Busch's team wins Pit Crew Championship
MOORESVILLE, N.C. -- Kurt Busch's team won the National Pit Crew Championship, defeating Jeremy Mayfield's crew in the final round with a mistake-free stop Monday night.
Busch's crew, which helped him win the Nextel Cup championship last season, didn't make a single mistake during the competition and picked up $100,000 for the win.
Mayfield's team earned $25,000 for finishing second.
Joe Nemechek's crew was third -- missing out on a spot in the finals because of a two-second penalty for a loose lug nut in the semifinals.
The competition was a bracket-style tournament that pitted crews against each other in four rounds. Teams had to change four tires and fill the car with fuel in a race against the stopwatch. Each tire changer had to push a button on the wall to stop the clock, and many teams had a team member pick the changer up and throw him at the wall.

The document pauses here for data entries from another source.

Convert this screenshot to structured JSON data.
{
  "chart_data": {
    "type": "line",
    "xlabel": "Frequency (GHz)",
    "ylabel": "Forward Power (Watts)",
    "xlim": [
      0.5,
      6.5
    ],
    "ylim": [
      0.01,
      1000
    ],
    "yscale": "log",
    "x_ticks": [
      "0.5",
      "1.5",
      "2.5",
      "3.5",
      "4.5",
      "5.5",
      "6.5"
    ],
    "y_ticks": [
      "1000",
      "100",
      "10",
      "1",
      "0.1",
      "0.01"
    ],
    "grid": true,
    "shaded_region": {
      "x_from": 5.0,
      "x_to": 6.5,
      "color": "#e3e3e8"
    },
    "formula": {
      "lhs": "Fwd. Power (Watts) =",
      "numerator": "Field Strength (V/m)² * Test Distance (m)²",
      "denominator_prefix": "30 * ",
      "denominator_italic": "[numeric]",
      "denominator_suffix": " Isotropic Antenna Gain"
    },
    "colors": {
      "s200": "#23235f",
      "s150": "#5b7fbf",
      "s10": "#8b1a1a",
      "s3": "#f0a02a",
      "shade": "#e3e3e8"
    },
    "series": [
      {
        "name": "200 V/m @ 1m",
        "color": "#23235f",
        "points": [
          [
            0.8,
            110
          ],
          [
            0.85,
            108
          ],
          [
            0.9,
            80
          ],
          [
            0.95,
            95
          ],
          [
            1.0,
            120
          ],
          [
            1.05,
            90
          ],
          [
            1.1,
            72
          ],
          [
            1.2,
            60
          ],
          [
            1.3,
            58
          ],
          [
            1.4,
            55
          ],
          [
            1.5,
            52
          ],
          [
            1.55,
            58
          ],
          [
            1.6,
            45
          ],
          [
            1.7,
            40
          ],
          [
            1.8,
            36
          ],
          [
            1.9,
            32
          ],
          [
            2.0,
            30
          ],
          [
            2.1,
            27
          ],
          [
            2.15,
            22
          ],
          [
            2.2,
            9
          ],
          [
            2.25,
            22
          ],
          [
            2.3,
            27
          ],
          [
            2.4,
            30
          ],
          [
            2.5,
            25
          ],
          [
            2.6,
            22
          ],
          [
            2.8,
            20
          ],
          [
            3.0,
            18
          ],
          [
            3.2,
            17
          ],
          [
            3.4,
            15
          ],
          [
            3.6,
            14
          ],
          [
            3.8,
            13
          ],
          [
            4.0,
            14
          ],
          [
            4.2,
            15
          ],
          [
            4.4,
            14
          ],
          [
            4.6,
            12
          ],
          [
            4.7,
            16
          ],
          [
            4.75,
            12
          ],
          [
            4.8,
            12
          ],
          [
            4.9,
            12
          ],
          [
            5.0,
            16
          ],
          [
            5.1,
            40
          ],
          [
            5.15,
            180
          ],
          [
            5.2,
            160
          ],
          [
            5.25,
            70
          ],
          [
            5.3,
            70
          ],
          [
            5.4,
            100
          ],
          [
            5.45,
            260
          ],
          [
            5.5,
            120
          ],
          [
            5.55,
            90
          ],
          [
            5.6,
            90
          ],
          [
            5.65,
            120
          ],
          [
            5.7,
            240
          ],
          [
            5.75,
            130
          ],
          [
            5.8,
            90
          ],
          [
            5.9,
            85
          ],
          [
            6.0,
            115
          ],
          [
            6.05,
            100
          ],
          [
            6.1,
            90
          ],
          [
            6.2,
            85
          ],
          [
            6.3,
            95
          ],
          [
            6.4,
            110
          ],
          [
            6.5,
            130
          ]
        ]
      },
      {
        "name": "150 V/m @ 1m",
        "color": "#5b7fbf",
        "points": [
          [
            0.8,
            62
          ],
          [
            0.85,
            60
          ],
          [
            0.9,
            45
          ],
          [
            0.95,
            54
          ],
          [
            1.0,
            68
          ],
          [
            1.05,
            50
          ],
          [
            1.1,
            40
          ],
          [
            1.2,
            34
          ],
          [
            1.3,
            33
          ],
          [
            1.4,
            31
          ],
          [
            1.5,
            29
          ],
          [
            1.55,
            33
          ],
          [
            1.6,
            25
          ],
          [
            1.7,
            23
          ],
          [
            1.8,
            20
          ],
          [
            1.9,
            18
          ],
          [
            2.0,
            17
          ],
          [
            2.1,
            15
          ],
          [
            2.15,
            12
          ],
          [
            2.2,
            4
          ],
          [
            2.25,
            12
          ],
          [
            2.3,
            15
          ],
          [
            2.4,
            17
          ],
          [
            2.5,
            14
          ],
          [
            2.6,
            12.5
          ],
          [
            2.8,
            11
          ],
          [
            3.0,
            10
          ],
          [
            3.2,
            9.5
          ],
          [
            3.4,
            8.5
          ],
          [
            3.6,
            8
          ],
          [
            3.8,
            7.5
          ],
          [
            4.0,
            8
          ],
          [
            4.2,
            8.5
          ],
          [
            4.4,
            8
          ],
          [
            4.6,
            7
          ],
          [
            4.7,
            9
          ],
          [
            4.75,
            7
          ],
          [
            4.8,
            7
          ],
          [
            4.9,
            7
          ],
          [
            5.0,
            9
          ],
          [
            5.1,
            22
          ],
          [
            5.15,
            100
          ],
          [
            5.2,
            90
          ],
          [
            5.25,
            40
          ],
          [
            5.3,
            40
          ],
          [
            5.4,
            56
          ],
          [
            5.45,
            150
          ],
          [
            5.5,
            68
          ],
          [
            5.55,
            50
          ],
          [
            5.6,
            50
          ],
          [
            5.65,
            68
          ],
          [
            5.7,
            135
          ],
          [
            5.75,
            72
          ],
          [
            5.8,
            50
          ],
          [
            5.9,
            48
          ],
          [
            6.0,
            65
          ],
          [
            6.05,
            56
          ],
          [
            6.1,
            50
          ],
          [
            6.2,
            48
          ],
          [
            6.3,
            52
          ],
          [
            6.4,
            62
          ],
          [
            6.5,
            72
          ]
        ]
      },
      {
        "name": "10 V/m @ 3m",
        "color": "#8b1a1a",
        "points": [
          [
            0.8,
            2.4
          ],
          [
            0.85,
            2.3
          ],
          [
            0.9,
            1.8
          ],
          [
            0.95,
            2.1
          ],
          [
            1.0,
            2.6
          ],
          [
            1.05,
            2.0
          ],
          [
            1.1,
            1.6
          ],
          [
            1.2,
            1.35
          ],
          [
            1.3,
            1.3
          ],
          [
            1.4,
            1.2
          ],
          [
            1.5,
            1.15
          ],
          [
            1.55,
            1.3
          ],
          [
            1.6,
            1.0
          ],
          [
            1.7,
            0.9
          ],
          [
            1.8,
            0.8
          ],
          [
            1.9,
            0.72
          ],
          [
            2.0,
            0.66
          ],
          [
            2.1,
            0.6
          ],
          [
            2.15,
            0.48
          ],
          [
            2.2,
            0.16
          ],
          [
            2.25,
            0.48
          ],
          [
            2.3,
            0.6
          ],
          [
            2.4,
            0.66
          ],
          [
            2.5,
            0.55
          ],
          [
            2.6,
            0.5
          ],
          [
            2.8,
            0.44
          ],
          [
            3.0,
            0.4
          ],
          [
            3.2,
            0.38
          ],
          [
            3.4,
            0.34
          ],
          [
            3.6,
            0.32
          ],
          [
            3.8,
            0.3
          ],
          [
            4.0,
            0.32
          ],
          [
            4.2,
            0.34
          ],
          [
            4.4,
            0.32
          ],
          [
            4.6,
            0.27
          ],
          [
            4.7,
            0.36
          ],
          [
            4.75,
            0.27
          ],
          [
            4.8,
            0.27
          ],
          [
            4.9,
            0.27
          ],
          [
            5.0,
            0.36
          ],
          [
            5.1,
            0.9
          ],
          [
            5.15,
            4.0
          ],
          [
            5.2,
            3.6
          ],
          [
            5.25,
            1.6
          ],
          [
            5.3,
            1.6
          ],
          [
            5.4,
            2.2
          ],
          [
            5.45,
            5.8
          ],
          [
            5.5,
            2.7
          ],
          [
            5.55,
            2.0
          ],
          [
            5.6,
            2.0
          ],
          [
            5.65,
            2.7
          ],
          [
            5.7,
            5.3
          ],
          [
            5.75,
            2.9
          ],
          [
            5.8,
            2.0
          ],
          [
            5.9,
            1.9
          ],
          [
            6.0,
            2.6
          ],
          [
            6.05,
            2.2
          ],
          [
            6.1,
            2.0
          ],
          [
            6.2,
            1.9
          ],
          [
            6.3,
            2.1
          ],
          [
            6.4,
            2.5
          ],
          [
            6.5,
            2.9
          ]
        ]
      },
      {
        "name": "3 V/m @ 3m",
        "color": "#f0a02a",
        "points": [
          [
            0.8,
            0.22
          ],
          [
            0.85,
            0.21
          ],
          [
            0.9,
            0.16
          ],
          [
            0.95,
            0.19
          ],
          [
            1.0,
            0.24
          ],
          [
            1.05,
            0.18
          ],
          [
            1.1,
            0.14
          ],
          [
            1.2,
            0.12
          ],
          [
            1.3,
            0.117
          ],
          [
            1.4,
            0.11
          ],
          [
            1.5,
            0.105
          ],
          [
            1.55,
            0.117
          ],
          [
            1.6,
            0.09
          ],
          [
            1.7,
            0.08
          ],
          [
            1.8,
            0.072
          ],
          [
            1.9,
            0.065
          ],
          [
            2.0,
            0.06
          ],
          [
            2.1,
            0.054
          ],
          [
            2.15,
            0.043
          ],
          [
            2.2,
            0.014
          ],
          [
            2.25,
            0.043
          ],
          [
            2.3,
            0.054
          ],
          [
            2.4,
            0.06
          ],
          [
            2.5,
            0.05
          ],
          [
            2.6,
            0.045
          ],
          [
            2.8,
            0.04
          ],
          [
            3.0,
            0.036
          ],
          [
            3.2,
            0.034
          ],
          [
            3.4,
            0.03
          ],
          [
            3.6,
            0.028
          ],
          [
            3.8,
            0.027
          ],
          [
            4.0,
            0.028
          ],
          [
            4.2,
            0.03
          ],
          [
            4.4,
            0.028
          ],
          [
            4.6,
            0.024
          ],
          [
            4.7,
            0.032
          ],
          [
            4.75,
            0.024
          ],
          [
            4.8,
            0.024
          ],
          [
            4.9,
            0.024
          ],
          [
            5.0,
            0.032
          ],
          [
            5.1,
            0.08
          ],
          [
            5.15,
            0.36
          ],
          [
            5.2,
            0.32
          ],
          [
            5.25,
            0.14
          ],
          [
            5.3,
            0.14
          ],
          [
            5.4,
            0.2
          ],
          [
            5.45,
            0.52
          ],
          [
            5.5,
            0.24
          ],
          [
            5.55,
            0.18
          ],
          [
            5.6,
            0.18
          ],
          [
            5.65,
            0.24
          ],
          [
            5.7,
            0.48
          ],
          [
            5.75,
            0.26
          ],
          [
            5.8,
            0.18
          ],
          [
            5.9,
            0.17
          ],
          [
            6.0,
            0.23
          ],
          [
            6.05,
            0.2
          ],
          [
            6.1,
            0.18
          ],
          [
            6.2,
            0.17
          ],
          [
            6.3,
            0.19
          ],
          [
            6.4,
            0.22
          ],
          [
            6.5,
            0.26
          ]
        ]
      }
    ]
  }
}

Penalties were issued for loose lug nuts, excessive fuel spillage, or not getting enough gas in the car.
Busch's team made it through each round without a single penalty.
"I tell you, this team is awesome," crew chief Jimmy Fennig said. "All the stops tonight, everything was perfect. That's awesome."
Mayfield's crew had a tough battle to get into the finals, squaring off against Kasey Kahne's crew -- their teammates at Evernham Motorsports -- in the semis. Both teams were sloppy with several loose lug nuts, and Mayfield's made it in based on fewer errors.
Then the crew went up against Busch's team, which completed its stop in 16.342 seconds. Mayfield's team clocked in at 16.439, but was penalized four seconds for two loose lug nuts.
An additional $500,000 was up for grabs in a bonus round, open to the top three finishing teams and one wild card, which was Greg Biffle's crew.
The crews had to complete an error-free stop in 14.437 seconds to earn the money. Busch's crew came close -- front tire changer Scott Ward did his part in 14.121 seconds and celebrated by jumping on the hood of his car. But rear changer Kevin Gillman clocked in at 14.900, just short of the bonus.
Gillman was thrown by a teammate to the wall in that round for the first time and it wasn't clear if he hit the button on the first try.
"I don't know if I missed it or not," he said. "We tried something different with my carrier throwing me against the wall, and I wasn't sure if I got the button on the first try so I gave it a second swipe."
There was no denying that Ward did, though.
"I was kind of dumbfounded when I saw the time," he said.
Ward's effort impressed his fellow competitors.
"Scott, I'm jealous, man," said Slugger Labbe, crew chief for Mayfield's team. "That was a great effort. Where else can you go for half a million dollars in 14 seconds?"
The winning crew members were: Mark Full (front tire carrier), Ward (front tire changer), Scott Radel (jackman), Doug Newell (fueler), Jim Gaudette (catch can), Gillman (rear tire changer), Jason Binger (rear tire carrier) and Wayne DeLoria (coach).
Busch's team is the most recent crew from Roush Racing to win this sort of competition. The crew of Roush teammate Matt Kenseth won two consecutive titles under a previous format.
"We have the best pit crews in NASCAR," DeLoria boasted. "If nothing else, you could see tonight what athletes these guys are."
The competition was created by the Crew Chief Club, which wanted a contest that rewarded the behind-the-scenes team members who play such a pivotal role in a driver's success.
Unocal sponsored a similar contest for 36 years at North Carolina Speedway, but the fuel company pulled out of NASCAR last season. The competition went with it.
So the Crew Chief Club came up with this one, which pitted the top 30 teams in the Nextel Cup points standings and the top 10 Busch series teams against each other in a bracket-style tournament. The four Cup teams from Hendrick Motorsports declined to participate.
Shortly after the event was announced, NASCAR and Nextel said they, too, would hold a pit crew competition. That event is scheduled for May 19th at the Charlotte Coliseum, and the Hendrick teams are participating in that one.
Because two competitions is one too many, both sides have agreed to try to merge it into one event next season. So all eyes were on this one to see how it would unfold.
Except for long pauses between rounds, and the event running well over its scheduled end time, it seemed to go well. The temporary bleachers were filled to capacity -- roughly 4,000 fans -- and several drivers were on hand to support their crews.
There was some controversy during the first round, when Biffle's pit crew appeared to hit the buzzer that stopped the timer before the gas man had finished filling the car. Officials reviewed tape of the stop several times, and commentator Larry McReynolds, who helped organize the event, came out of the broadcast booth to participate in the ruling.
It was decided that the gas man was done pumping in the fuel when the buzzer was hit, and Biffle's crew advanced to the second round.